A judge in Turkey's capital of Ankara has found that activists who participated in a university Pride march couldn't be held responsible for a crime since participating in Pride is not one.
Eighteen students and a professor who were previously detained, charged, and prosecuted over their participation at a Pride parade at Middle East Technical University (METU) in Ankara on May 10, 2019 were acquitted on Friday, according to a press release from the international LGBTQ+ rights group ILGA-Europe.
The participants had been charged with "participating in an unlawful assembly" and "failing to disperse despite being warned." They faced up to three years in prison if convicted.
"We would like to point out that from the very beginning, there should have been no trial at all, and now, with this precedent, we will continue to raise the LGBTI+ struggle," Ozgur Gur, a member of the rights UniKuir and one of the detained, said. "We thank everyone for their support."
Ankara banned LGBTQ+ events in 2017 under an emergency decree following a failed military coup. Local governments across the country used the decree to ban Pride marches. However, it was lifted a year later.
The university's Pride happened in May 2019.
LGBTQ+ rights have been eroded in Turkey for several years by a conservative government led by President Recep Erdogan. In 2014, the government banned Istanbul Pride, which used to draw thousands.

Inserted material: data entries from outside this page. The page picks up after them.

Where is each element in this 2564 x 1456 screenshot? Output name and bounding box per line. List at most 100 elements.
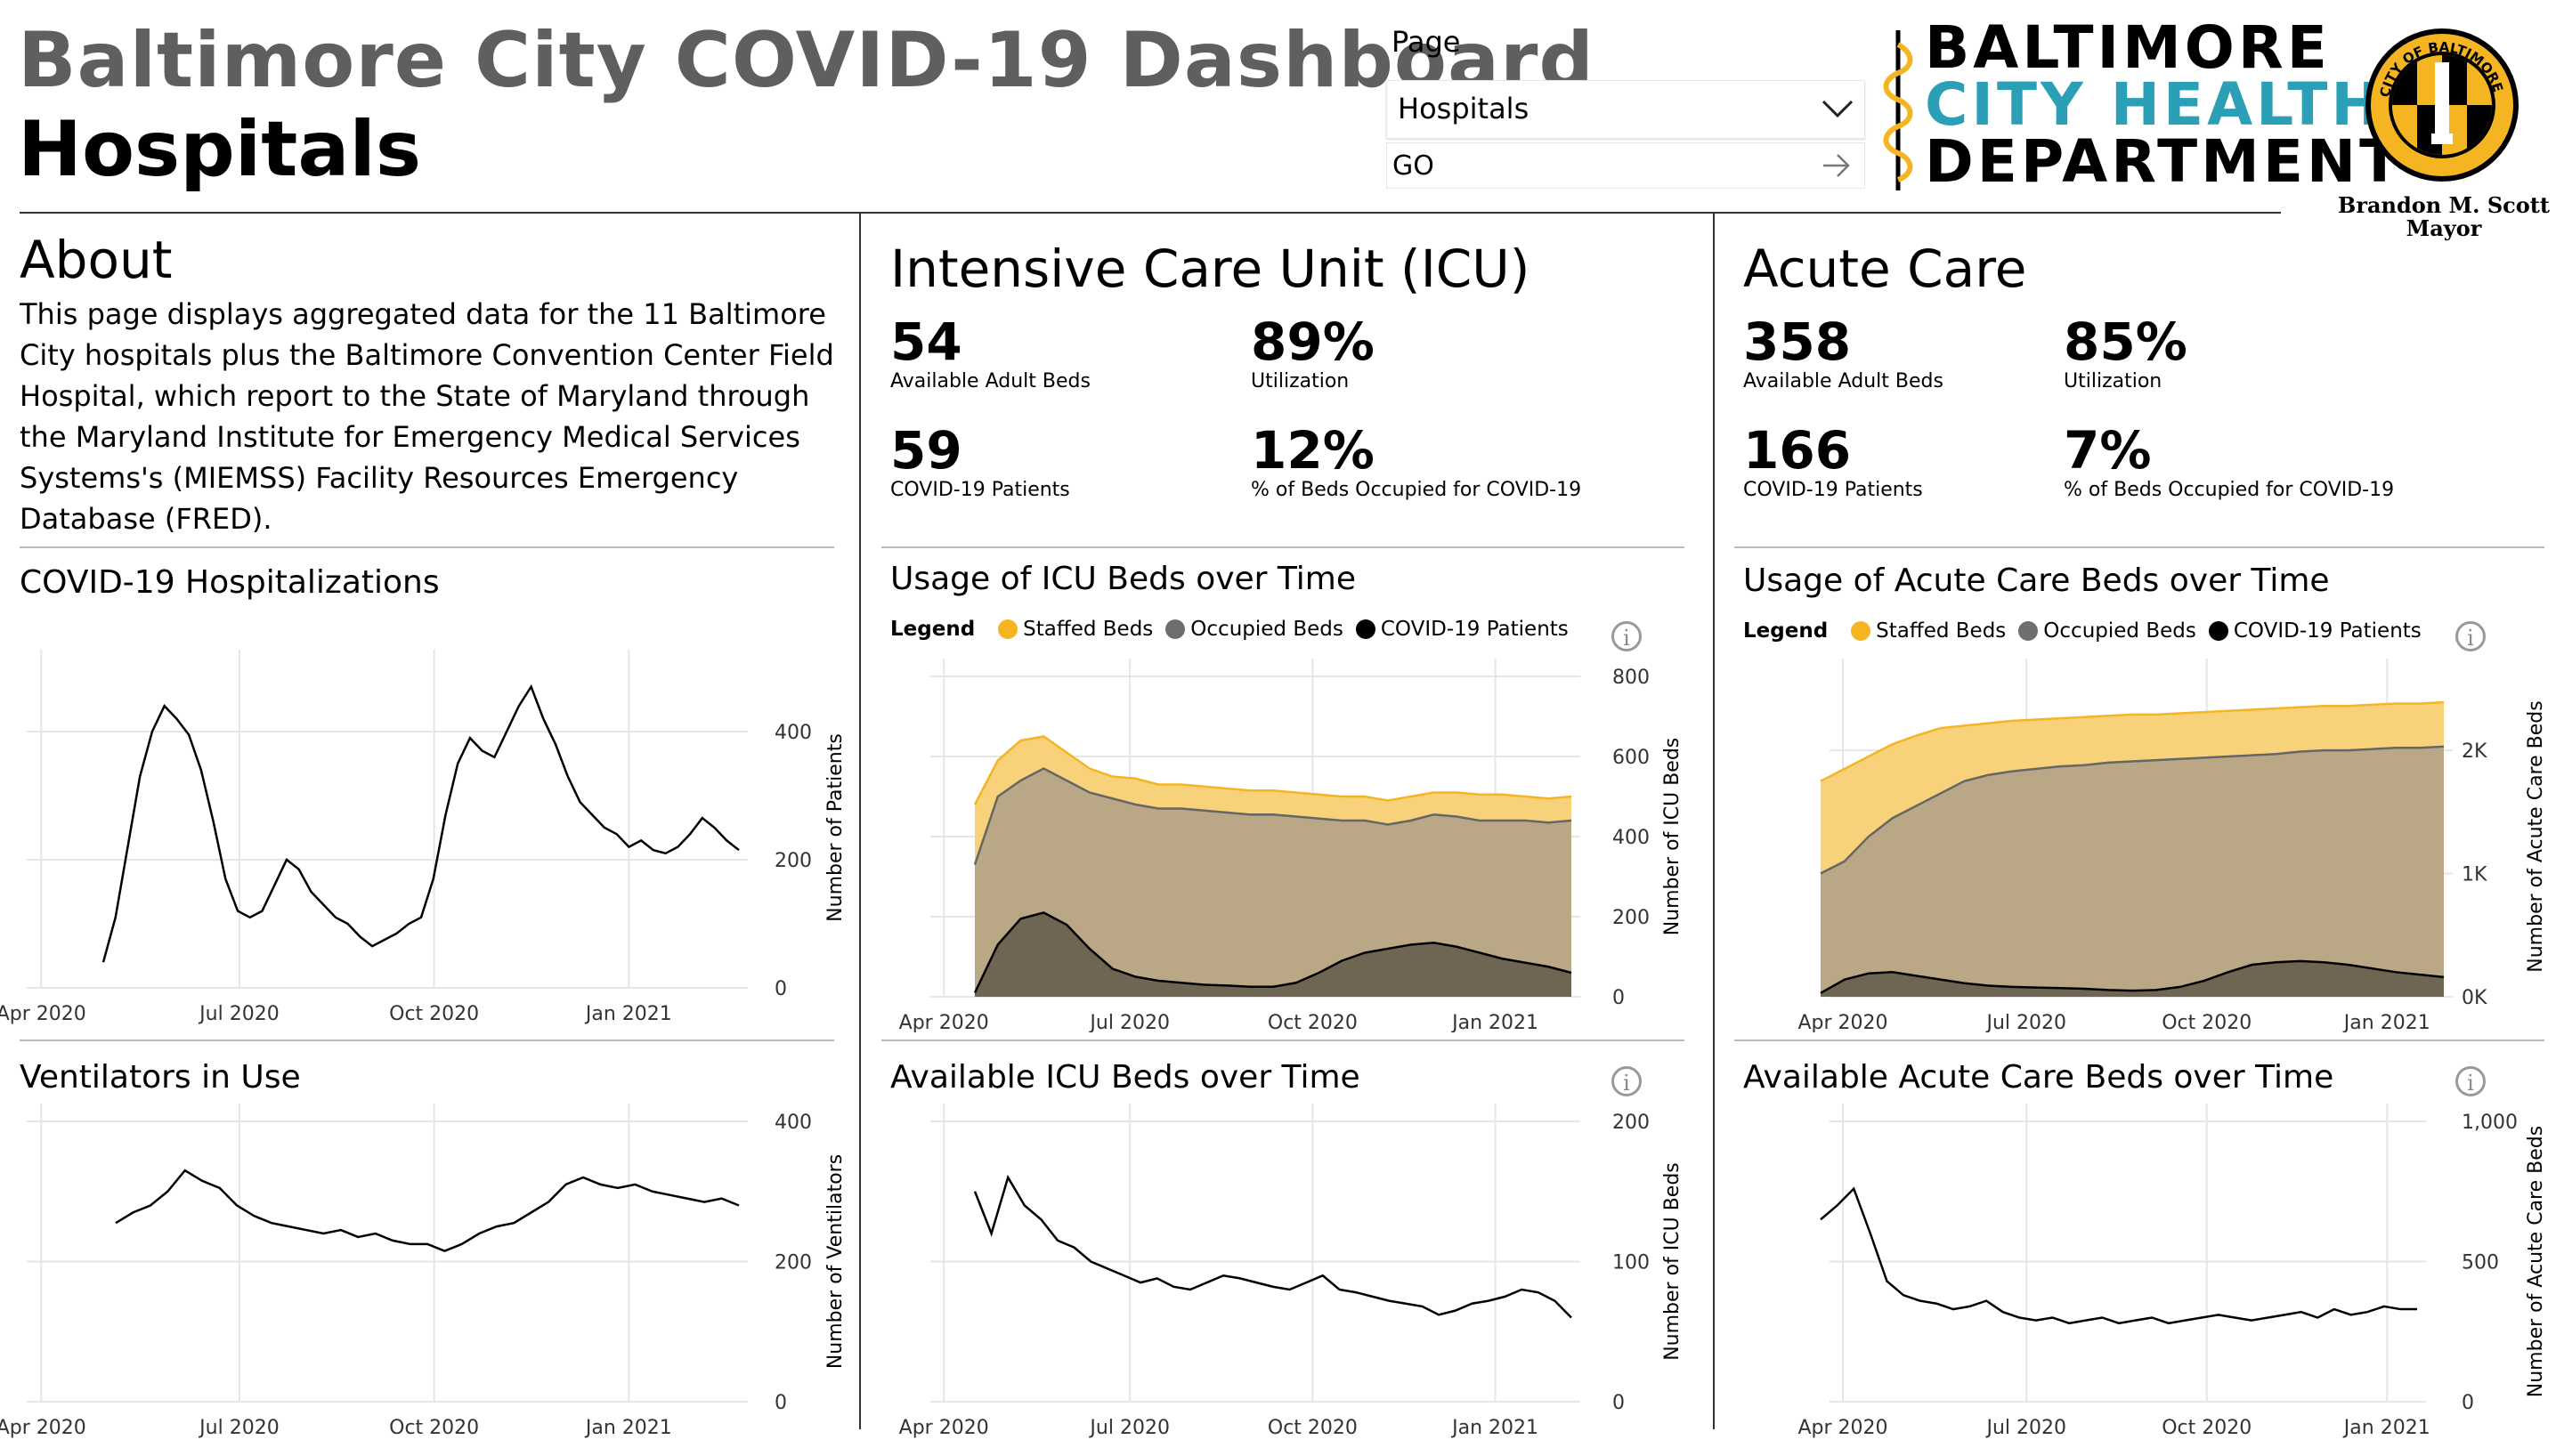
city-seal-icon: CITY OF BALTIMORE <box>2365 28 2519 182</box>
vent-chart-title: Ventilators in Use <box>20 1059 301 1096</box>
x-tick-label: Jul 2020 <box>1088 1417 1170 1439</box>
x-tick-label: Apr 2020 <box>1797 1012 1887 1032</box>
legend-occupied-dot <box>1165 619 1186 639</box>
go-button[interactable]: GO <box>1386 142 1865 189</box>
acute-usage-legend: Legend Staffed Beds Occupied Beds COVID-… <box>1743 619 2422 643</box>
acute-covid-patients-label: COVID-19 Patients <box>1743 479 1923 501</box>
hospitalizations-chart: Apr 2020 Jul 2020 Oct 2020 Jan 2021 0 200 400 N… <box>0 650 847 1025</box>
legend-occupied: Occupied Beds <box>1190 618 1343 641</box>
legend-occupied: Occupied Beds <box>2043 619 2196 643</box>
acute-usage-chart: Apr 2020 Jul 2020 Oct 2020 Jan 2021 0K 1K 2K Nu… <box>1797 659 2547 1032</box>
y-tick-label: 400 <box>775 722 812 744</box>
occupied-beds-area <box>1821 746 2444 997</box>
y-tick-label: 500 <box>2462 1252 2499 1274</box>
go-button-label: GO <box>1392 150 1434 182</box>
x-tick-label: Oct 2020 <box>389 1417 479 1439</box>
x-tick-label: Apr 2020 <box>0 1003 86 1025</box>
legend-covid: COVID-19 Patients <box>1380 618 1569 641</box>
info-icon[interactable]: i <box>2455 1066 2486 1096</box>
x-tick-label: Apr 2020 <box>1797 1417 1887 1439</box>
x-tick-label: Jul 2020 <box>1088 1012 1170 1032</box>
column-divider-1 <box>859 214 861 1429</box>
covid-patients-line <box>973 911 1572 994</box>
icu-title: Intensive Care Unit (ICU) <box>890 239 1530 299</box>
covid-patients-area <box>1821 960 2444 997</box>
x-tick-label: Jan 2021 <box>1450 1417 1538 1439</box>
covid-patients-line <box>1820 959 2445 994</box>
y-tick-label: 200 <box>775 850 812 872</box>
chevron-down-icon <box>1822 100 1854 118</box>
acute-available-beds-label: Available Adult Beds <box>1743 370 1943 392</box>
occupied-beds-line <box>1820 745 2445 875</box>
x-tick-label: Jan 2021 <box>584 1003 672 1025</box>
icu-usage-separator <box>881 1039 1684 1041</box>
icu-usage-title: Usage of ICU Beds over Time <box>890 561 1357 597</box>
acute-usage-title: Usage of Acute Care Beds over Time <box>1743 562 2330 599</box>
legend-staffed-dot <box>1851 621 1871 641</box>
about-separator <box>20 546 834 548</box>
acute-available-beds-value: 358 <box>1743 311 1852 372</box>
legend-staffed: Staffed Beds <box>1023 618 1154 641</box>
y-tick-label: 600 <box>1612 747 1650 769</box>
page-select-dropdown[interactable]: Hospitals <box>1386 80 1865 139</box>
occupied-beds-area <box>975 768 1571 997</box>
caduceus-icon <box>1883 30 1913 190</box>
icu-covid-patients-label: COVID-19 Patients <box>890 479 1070 501</box>
icu-utilization-value: 89% <box>1251 311 1375 372</box>
column-divider-2 <box>1713 214 1715 1429</box>
icu-covid-patients-value: 59 <box>890 420 962 481</box>
about-text: This page displays aggregated data for t… <box>20 297 834 536</box>
x-tick-label: Apr 2020 <box>0 1417 86 1439</box>
header-divider <box>20 212 2281 214</box>
info-icon[interactable]: i <box>1611 1066 1642 1096</box>
x-tick-label: Jan 2021 <box>2342 1417 2430 1439</box>
x-tick-label: Jul 2020 <box>198 1417 280 1439</box>
info-icon[interactable]: i <box>2455 621 2486 651</box>
logo-line-1: BALTIMORE <box>1925 13 2331 82</box>
mayor-block: Brandon M. Scott Mayor <box>2333 194 2555 240</box>
hosp-separator <box>20 1039 834 1041</box>
page-selector-label: Page <box>1392 25 1461 59</box>
legend-staffed: Staffed Beds <box>1876 619 2007 643</box>
occupied-beds-line <box>973 767 1572 865</box>
legend-occupied-dot <box>2018 621 2039 641</box>
y-tick-label: 0 <box>1612 1392 1625 1414</box>
y-axis-label: Number of Ventilators <box>824 1154 847 1369</box>
icu-available-beds-label: Available Adult Beds <box>890 370 1091 392</box>
dashboard-title: Baltimore City COVID-19 Dashboard <box>18 16 1594 105</box>
y-axis-label: Number of Patients <box>824 733 847 922</box>
x-tick-label: Jul 2020 <box>1984 1417 2066 1439</box>
x-tick-label: Oct 2020 <box>2162 1417 2252 1439</box>
hosp-chart-title: COVID-19 Hospitalizations <box>20 564 440 601</box>
series-line <box>973 1174 1572 1319</box>
icu-usage-legend: Legend Staffed Beds Occupied Beds COVID-… <box>890 618 1569 641</box>
page-select-value: Hospitals <box>1398 92 1529 125</box>
icu-avail-title: Available ICU Beds over Time <box>890 1059 1360 1096</box>
acute-title: Acute Care <box>1743 239 2027 299</box>
covid-patients-area <box>975 912 1571 997</box>
y-tick-label: 200 <box>1612 1112 1650 1134</box>
y-tick-label: 0 <box>1612 987 1625 1009</box>
y-axis-label: Number of ICU Beds <box>1661 738 1684 936</box>
icu-utilization-label: Utilization <box>1251 370 1350 392</box>
mayor-title: Mayor <box>2406 215 2482 241</box>
x-tick-label: Apr 2020 <box>899 1012 989 1032</box>
acute-avail-title: Available Acute Care Beds over Time <box>1743 1059 2334 1096</box>
info-icon[interactable]: i <box>1611 621 1642 651</box>
x-tick-label: Jan 2021 <box>584 1417 672 1439</box>
ventilators-chart: Apr 2020 Jul 2020 Oct 2020 Jan 2021 0 200 400 N… <box>0 1104 847 1439</box>
acute-covid-share-value: 7% <box>2064 420 2152 481</box>
acute-available-chart: Apr 2020 Jul 2020 Oct 2020 Jan 2021 0 500 1,00… <box>1797 1104 2547 1439</box>
x-tick-label: Jul 2020 <box>1984 1012 2066 1032</box>
y-axis-label: Number of Acute Care Beds <box>2525 1126 2547 1397</box>
x-tick-label: Jan 2021 <box>2342 1012 2430 1032</box>
x-tick-label: Oct 2020 <box>1268 1417 1358 1439</box>
legend-covid: COVID-19 Patients <box>2233 619 2422 643</box>
x-tick-label: Oct 2020 <box>2162 1012 2252 1032</box>
icu-covid-share-label: % of Beds Occupied for COVID-19 <box>1251 479 1582 501</box>
acute-covid-patients-value: 166 <box>1743 420 1852 481</box>
icu-covid-share-value: 12% <box>1251 420 1375 481</box>
legend-covid-dot <box>2208 621 2228 641</box>
arrow-right-icon <box>1823 154 1850 177</box>
about-title: About <box>20 230 173 290</box>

After the acquittal, defense lawyer Oyku Didem Aydin, while holding a rainbow flag in protest, said that freedom of expression was protected by the Turkish constitution, reported Reuters.
"What harm can this flag cause when I hold it in my hand? Does that mean I refuse to disperse despite a police warning? A student gets taken into custody simply for holding a flag," Aydin said.
He added that it was a shame that the young marchers had been made to look like criminals for years.
"We are very relieved to hear of the acquittal of the METU Pride LGBTI+ activists. It is very important for LGBTI+ people in Turkey, but also across the region, to see that, in a context of rising hate speech against LGBTI+ people by political and religious leaders, the courts and judicial processes protect the rights of all people to freedom of assembly, as enshrined in Turkish law and the European Convention on Human Rights, to which Turkey is party, and thus uphold the rule of law," ILGA-Europe's advocacy director, Katrin Hugendubel, said.